What a glorious week it was! I’d picked well selecting Villamendhoo as our resort island of choice. For its over the water villas, but most importantly, for its raved about house reef. We debated long and hard about bringing our own SUP boards, so we could go for a paddle at sunrise. Ultimately though, the strict seaplane baggage limits caused us to drop that idea, and we easily filled our days from dawn to dusk everyday on the water anyway, either snorkeling or diving.
The diving was outstanding – the dive center put up dive boat excursions to various reefs for the next day every evening, and we’d go eagerly up to the boards outside the dive center to choose our new adventures – anywhere from full day affairs on long haul trips up north to see the mantas, down south to spot whale sharks, to exciting dawn dives at the nearby thias, the Maldivian word for underwater mountains. We signed up for most of them.
The diving highlight was spotting the magnificent whale shark – not on our dives, but during the surface interval between our first and second dives. The captain heard on the radio that one of the other boats had spotted the creature, so we gunned for the spot. As soon as we neared the area – we could see a mass of people just swimming excitedly en masse towards us. We jumped in, and started paddling towards them, though initially we couldn’t see anything on the ocean floor but the beautiful gigantic plate corals. Then, just as the water surface started roiling with the frantic splashing of arms and legs, I spotted a dark silhouette looming rapidly towards me. I had just a moment to admire the distinctive white spots of the whale shark when the crowd was upon me.
Haha, thankfully, the guides had warned us about the enthusiasm for the crowd, so I was prepared for it, and willing to give as good as I got. The snorkelers’ fins had nothing on my dive fins, and I easily broke my way to the front of the crowd again, through desperate hands that tried to pull me back. But I kept easily ahead, just abreast of the creature swimming placidly and regally below, ignoring the excitement at the surface. I swam with it for long minutes, until it moved towards deeper waters and its brilliant white spots merged into the darker blue. At that time, I finally looked back, and saw that most everyone was already out of the water, and my own dive boat was back in the distance.
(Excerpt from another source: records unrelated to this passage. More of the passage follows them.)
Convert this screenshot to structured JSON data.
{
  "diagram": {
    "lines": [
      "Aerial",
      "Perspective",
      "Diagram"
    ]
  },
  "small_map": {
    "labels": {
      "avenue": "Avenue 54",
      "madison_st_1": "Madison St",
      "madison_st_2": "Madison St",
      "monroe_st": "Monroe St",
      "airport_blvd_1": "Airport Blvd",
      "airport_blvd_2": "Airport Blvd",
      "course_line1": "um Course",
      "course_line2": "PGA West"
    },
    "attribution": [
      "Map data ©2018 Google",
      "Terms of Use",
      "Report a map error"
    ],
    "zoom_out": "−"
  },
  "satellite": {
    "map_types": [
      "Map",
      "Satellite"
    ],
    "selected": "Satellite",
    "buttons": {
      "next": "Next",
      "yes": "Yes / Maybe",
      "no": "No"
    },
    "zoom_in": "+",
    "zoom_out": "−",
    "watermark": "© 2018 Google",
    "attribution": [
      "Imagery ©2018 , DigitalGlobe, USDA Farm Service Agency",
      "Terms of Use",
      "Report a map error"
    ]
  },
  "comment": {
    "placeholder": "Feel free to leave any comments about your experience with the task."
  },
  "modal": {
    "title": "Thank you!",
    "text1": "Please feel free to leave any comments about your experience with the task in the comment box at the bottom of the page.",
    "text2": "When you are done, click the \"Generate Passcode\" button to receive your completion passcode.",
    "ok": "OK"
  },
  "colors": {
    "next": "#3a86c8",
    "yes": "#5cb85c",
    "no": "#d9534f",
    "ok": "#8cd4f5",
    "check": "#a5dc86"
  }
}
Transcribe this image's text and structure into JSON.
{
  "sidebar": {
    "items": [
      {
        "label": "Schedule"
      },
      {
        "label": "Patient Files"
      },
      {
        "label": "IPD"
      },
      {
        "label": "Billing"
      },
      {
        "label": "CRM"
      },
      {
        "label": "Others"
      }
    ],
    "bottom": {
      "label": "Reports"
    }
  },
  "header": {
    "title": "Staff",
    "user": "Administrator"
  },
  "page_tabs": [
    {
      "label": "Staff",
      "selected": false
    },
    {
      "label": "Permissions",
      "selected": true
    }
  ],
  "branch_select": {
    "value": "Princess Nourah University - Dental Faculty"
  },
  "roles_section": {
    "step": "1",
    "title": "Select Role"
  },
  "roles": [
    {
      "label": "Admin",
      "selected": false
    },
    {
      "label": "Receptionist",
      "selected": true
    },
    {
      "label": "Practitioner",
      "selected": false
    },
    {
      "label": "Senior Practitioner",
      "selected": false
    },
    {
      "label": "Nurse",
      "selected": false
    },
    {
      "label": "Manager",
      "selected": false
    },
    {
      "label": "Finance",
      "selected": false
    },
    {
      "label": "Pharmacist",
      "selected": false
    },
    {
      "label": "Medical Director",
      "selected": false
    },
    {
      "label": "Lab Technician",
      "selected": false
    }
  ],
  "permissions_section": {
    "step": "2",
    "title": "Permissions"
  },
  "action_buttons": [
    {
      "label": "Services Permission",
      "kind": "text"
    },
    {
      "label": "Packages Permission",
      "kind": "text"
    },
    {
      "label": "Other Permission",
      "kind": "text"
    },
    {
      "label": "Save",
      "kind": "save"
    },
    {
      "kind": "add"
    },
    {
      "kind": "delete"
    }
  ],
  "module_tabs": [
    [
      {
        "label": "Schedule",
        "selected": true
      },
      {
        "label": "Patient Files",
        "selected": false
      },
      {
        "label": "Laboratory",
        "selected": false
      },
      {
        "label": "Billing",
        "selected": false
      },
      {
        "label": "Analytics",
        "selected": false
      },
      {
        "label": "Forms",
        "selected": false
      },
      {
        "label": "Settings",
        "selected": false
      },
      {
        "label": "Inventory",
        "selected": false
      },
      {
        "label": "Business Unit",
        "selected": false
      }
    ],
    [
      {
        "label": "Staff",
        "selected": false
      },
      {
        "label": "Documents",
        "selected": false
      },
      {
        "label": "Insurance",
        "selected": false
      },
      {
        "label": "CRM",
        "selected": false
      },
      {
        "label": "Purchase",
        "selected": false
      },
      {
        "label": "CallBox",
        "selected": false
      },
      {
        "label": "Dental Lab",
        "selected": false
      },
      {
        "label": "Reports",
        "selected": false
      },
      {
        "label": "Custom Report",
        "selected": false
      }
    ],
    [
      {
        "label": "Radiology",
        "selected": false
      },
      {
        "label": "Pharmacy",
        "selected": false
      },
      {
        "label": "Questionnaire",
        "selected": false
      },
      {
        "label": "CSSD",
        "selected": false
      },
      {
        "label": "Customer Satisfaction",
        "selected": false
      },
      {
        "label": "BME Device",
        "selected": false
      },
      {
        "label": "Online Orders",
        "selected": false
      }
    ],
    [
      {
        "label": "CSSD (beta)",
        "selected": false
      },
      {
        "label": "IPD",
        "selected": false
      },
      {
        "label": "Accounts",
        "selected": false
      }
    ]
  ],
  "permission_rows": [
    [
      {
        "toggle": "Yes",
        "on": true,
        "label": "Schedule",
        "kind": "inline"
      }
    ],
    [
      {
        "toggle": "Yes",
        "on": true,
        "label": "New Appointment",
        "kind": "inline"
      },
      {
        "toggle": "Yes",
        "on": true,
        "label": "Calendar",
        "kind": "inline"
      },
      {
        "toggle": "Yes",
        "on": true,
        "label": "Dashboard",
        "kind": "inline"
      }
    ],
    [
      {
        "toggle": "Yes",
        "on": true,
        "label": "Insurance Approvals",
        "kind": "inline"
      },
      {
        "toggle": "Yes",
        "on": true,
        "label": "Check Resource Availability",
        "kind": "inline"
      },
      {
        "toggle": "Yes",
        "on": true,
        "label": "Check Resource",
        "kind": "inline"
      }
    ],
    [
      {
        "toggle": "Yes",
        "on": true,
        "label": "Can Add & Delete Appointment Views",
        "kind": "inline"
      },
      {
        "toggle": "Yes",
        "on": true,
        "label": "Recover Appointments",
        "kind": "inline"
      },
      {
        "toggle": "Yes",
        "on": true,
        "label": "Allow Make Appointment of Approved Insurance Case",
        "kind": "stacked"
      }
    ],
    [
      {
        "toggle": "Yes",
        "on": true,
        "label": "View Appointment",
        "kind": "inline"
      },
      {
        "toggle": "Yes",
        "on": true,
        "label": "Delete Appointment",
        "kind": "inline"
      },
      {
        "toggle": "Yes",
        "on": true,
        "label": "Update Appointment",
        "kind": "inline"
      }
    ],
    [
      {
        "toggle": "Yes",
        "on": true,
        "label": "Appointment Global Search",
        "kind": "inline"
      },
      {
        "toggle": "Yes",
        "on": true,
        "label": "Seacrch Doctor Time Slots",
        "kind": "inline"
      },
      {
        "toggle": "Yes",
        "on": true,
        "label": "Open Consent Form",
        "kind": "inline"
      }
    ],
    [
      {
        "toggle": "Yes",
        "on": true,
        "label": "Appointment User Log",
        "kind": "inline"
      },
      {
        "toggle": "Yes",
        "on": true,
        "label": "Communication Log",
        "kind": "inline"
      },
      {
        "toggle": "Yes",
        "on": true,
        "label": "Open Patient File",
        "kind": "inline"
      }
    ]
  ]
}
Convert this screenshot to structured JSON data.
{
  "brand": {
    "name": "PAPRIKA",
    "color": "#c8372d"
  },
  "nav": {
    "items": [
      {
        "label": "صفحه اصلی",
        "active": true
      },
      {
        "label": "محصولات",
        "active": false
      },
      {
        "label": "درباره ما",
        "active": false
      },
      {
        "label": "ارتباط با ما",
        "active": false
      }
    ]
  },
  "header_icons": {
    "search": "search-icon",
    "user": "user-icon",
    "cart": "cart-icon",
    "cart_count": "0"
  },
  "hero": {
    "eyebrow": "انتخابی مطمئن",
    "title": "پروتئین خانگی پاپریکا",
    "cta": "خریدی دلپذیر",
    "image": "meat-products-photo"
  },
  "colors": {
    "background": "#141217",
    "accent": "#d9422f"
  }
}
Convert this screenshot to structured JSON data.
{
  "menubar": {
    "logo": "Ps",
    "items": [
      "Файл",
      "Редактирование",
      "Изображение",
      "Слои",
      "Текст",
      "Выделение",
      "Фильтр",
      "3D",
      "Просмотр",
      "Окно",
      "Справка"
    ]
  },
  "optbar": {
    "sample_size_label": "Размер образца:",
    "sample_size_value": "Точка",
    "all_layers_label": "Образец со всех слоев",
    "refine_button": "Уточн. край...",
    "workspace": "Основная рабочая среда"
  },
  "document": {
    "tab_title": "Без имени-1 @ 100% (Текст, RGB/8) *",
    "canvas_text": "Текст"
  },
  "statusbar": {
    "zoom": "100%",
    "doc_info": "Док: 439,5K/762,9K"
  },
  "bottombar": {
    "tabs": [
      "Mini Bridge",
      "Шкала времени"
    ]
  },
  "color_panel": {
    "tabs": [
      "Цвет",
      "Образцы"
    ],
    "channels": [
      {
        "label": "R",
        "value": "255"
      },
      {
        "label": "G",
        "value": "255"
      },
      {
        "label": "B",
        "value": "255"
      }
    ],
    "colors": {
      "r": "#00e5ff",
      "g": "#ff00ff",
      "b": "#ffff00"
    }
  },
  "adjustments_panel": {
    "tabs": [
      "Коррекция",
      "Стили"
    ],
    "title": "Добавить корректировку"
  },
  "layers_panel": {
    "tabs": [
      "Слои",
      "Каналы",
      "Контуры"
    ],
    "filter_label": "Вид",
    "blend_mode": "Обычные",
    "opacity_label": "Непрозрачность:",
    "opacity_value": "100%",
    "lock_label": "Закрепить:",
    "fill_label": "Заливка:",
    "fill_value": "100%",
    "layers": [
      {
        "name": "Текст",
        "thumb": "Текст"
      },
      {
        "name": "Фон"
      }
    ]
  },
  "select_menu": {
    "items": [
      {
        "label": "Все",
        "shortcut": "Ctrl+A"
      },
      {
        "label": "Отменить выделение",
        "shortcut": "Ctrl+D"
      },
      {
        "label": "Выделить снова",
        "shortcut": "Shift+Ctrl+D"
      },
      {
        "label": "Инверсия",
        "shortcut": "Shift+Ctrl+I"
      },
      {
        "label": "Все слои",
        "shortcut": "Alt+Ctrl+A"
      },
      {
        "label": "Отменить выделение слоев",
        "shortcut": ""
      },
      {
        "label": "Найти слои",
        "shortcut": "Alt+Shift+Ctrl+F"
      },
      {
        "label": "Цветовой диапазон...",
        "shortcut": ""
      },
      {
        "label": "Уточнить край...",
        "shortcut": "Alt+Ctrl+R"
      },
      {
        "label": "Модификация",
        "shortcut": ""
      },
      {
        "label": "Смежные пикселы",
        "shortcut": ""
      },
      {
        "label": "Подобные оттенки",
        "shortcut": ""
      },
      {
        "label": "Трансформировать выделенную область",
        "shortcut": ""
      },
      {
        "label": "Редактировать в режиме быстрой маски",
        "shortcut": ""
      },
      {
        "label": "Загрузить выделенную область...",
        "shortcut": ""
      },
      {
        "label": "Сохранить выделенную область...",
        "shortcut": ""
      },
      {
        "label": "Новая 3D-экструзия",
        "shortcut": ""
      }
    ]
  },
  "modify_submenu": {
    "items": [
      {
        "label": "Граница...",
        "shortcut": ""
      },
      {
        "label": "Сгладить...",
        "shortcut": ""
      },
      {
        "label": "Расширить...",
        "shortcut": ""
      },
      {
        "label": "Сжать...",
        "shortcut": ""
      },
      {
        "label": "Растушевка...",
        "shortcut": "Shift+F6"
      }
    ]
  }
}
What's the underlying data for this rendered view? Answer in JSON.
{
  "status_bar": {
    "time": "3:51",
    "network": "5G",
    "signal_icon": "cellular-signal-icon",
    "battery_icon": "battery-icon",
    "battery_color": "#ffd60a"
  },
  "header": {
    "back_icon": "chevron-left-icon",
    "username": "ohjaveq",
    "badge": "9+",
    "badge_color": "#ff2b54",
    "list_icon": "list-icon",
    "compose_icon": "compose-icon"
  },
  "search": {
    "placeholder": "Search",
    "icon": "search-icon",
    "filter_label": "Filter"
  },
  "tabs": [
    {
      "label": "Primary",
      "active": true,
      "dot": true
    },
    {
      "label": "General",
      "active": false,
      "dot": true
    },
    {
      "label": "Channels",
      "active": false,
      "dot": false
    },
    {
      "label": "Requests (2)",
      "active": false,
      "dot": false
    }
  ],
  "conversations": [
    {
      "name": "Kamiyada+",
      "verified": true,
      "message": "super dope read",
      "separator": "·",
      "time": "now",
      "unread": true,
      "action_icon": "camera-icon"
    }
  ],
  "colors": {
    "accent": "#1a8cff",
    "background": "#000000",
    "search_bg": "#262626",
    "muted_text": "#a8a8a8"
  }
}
The snorkeling was stellar too. With my underwater strobe malfunctioning, I couldn’t get magnificent colors in the deep, but the shallows provided a ton of interest. Along the house reef on our daily leisurely and languid swims, we spotted grey reef baby sharks, white tip sharks, marble rays, grey sting rays, eagle rays, mobula rays, turtles, lobsters, octopuses, and tons and tons of fish – triggerfish, fuisiliers, angel fish, banner fish, Napoleon wrasses, golden blue-striped snappers etc. What a feast for the eyes!
Certainly one of our most active but also most restful vacations. We’d be up around 5am every morning, to catch the sunrise on the eastern end of the island. If we had an early morning dive, we’d then grab breakfast before going to the dive boat. Otherwise, we’d take a 2 hour snorkel around the island. We’d be on the water until sunset, whereby we’d hit the tennis court, or grab a pre-dinner cocktail. By 930pm, we’d be hitting the bed already. And unlike my fitful sleeps back home, I’d get up just once in the middle of the night maybe, to drink some water. I didn’t even open a book once that week haha.